In die dag van verlichting zal het voor ons niet nodig zijn te strijden tegen enige afwijking van de leer. Kruiperige vleierij zal geheel uitgebannen worden. Dit zal voortkomen uit de verandering van sterfelijke naar onsterfelijke lichamen. Maar veel meer dan dat, Satan zelf, de aanjager van menselijke oppositie en ongehoorzaamheid, zal onder onze voeten zijn. Nu domineert hij de daden van menig heilige, maar dan zal zijn plaats en macht van hem weggenomen worden, en we zullen boven hem staan, in staat om hem te controleren die, met ons vlees, de oorzaak was van het merendeel van onze ellende.
Net zoals de vijanden van Christus zichzelf figuurlijk zullen terugvinden als een voetenbankje voor Zijn voeten, zo zal de grootste van al onze vijanden onder onze macht geplaatst worden.
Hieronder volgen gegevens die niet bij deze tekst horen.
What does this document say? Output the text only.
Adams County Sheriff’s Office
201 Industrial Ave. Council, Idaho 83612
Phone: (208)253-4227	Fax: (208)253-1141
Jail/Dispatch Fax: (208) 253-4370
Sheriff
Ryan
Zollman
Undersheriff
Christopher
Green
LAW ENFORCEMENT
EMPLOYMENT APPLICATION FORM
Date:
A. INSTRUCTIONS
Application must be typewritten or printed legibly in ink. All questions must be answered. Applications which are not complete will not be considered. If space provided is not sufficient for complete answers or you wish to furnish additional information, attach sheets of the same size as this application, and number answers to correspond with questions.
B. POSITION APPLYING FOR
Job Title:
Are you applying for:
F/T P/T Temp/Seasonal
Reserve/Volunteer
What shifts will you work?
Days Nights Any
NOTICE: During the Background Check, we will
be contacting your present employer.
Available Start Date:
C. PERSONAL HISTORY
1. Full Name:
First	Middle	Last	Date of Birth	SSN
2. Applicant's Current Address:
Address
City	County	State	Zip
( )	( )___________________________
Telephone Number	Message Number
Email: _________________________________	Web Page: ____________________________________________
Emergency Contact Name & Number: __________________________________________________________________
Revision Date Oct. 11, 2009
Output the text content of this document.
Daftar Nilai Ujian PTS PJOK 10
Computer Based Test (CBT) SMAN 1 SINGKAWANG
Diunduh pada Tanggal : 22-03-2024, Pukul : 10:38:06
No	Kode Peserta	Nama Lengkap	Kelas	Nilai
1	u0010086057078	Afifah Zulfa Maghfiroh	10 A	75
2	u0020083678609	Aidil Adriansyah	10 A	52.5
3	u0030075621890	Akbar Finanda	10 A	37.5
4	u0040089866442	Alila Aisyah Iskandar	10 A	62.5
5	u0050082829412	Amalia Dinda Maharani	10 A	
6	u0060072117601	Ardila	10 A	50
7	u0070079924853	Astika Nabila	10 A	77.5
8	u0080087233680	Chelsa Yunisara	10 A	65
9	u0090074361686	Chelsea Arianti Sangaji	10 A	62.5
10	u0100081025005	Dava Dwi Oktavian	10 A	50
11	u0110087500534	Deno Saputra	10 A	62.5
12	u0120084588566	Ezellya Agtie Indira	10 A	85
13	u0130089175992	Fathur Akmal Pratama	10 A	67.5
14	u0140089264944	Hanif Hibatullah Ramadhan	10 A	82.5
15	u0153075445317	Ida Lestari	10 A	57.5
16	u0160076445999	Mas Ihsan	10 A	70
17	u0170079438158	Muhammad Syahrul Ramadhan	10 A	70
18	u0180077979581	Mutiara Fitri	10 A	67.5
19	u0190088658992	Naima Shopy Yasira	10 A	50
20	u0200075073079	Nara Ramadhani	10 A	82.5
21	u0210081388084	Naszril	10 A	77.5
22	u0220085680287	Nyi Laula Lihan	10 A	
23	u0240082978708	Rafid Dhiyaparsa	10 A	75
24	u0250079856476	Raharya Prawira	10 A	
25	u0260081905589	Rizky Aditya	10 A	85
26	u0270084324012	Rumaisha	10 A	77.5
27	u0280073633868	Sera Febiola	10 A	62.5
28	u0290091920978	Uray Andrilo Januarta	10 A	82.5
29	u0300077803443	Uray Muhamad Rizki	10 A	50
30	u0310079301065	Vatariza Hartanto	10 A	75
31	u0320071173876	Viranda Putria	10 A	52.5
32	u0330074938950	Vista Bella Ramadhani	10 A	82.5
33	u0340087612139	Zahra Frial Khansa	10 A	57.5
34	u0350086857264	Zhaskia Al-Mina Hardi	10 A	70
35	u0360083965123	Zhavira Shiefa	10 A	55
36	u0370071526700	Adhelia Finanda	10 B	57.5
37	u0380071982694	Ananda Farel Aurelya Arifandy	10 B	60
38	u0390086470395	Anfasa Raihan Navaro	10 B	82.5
Maar het beste van alles is dat wij niet zullen terugslaan. Wij zullen ons gezag niet gebruiken om hem verder te vervreemden van God of van onszelf. Wij, aan wie de verzoening als eersten werd gepresenteerd, zullen verzoenend zijn voor allen, en in staat om al onze vijanden terug te brengen in de kring van vriendschap en verzoening met God. Het is zonder twijfel te wijten aan Satans intriges dat wij nu zelfs geen vrede kunnen brengen onder onszelf. Maar dan zullen alle verschillen opgelost zijn en zullen wij in staat zijn het aan onze vroegere vijand in de geestenwereld te brengen, de Tegenstander zelf!